Example of how this affects the size of data transfer:

Encoding 28 MB as a Base64 string would takeceil(28.000.000 / 3) * 4 = 37.333.336 bytes = 37,3 MB to download. That's an increase of 33%. Given a broad user base, this can impact both CDNs, government proxies and individual users with small mobile data plans.

I would suggest changing the content type of the download endpoint to application/octet-stream; e.g. a binarystream. I'm working on a reference server for Apple/Google's framework, which uses this strategy: https://github.com/dstotijn/ct-diag-server

Note: For uploading, it's a non-issue, because the content length will always be small; at most 14 days worth of data per upload, e.g. 20 14 = 280 bytes. Using Base64 encoding would make it: `ceil(20 14 / 3) * 4 = 376 bytes` (slightly more than 33%). But of course this size increase would hardly make a difference.

HendX commented 4 years ago

Thanks. I completely agree with all of this. Initially I wanted to get something up and running quickly without having to deal with binary data in PHP.

I’ll try and add this option today. I’ll leave the existing one there and let the client choose using headers.

HendX commented 4 years ago

I've made a reference to your implementation here:

https://github.com/CrunchyBagel/TracePrivately/blob/master/KeyServer/README.md

I intend to add support for your API also, which I think helps both of us.

HendX commented 4 years ago

@dstotijn Do you have documentation on how to setup your server? I don't know Docker and not really sure where to start.

Or alternatively if you have an instance running I could use to test my implementation?

HendX commented 4 years ago

Initial binary implementation here:

https://github.com/CrunchyBagel/TracePrivately/tree/feat/msgpack

This format allows the associated data to easily be returned also.

dstotijn commented 4 years ago

@HendX Great! I'll have a look tonight (CEST).

About running ct-diag-server: It should be as simple as installing Docker, then running docker-compose up in a terminal from the root directory of the repository. But I'll fire up an instance of the server on a VPS tonight as well.

dstotijn commented 4 years ago

Or alternatively if you have an instance running I could use to test my implementation?
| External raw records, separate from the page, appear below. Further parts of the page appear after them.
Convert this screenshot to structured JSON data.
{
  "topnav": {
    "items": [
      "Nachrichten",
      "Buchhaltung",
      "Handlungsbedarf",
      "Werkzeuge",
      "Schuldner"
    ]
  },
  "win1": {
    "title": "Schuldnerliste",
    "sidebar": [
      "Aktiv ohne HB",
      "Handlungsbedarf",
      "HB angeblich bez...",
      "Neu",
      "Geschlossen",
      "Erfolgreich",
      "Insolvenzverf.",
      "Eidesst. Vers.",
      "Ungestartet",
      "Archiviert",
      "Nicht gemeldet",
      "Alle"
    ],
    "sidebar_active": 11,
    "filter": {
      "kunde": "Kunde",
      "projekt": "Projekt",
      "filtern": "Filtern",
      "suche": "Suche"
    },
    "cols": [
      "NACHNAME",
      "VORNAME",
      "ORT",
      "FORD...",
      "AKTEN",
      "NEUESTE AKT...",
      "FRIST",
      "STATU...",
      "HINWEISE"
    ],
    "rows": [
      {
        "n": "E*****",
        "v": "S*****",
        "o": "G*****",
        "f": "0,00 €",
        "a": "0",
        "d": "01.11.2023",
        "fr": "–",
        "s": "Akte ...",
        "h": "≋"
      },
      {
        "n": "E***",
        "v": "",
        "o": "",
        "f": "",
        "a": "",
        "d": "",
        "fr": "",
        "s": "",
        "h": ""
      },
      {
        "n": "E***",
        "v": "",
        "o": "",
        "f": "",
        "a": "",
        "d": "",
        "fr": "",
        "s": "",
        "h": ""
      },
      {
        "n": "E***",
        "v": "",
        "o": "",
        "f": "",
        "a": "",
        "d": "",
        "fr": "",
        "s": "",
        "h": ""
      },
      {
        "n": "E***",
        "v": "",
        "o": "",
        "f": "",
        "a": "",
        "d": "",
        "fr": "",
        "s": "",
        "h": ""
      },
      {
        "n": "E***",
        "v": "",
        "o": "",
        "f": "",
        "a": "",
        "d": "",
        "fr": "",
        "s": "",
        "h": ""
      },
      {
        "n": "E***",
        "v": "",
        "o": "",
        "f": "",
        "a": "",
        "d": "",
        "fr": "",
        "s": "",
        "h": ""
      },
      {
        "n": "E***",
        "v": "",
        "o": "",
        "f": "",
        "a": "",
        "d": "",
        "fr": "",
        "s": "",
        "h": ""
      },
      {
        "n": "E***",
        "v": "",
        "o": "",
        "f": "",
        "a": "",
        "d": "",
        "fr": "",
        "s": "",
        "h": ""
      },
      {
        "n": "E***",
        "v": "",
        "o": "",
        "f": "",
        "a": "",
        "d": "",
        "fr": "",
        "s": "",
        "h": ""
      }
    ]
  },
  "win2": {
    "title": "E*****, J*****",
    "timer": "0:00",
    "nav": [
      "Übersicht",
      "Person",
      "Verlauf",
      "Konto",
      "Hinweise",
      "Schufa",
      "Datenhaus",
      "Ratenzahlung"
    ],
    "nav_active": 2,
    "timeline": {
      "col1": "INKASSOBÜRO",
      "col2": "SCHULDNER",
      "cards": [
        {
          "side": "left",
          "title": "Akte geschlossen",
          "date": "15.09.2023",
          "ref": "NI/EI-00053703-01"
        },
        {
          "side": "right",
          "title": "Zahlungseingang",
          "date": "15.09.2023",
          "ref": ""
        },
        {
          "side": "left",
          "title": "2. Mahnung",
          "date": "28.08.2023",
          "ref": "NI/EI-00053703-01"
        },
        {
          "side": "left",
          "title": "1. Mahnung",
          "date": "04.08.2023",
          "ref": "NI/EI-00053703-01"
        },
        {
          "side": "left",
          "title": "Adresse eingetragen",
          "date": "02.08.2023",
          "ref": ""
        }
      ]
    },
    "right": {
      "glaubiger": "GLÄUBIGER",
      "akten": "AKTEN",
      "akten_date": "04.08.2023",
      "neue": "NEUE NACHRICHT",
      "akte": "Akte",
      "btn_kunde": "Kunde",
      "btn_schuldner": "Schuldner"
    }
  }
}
You can use this dummy server: https://ct-diag-server.v0x.nl If you install Go, you can run this example client code to list keys in the database:

go run github.com/dstotijn/ct-diag-server/examples/client -baseURL https://ct-diag-server.v0x.nl

To show usage for the example client (e.g. for options for uploading):

go run github.com/dstotijn/ct-diag-server/examples/client -h
HendX commented 4 years ago

Thanks @dstotijn - getting around to trying this an ensuring compatibility! The code has now been updating to support binary data so this will make it easier.

HendX commented 4 years ago

I've now merged PR #53 into head, meaning the app now supports an extensible format for dealing with large numbers of keys in binary format.

I'm going to close this issue now as it address the primary issue.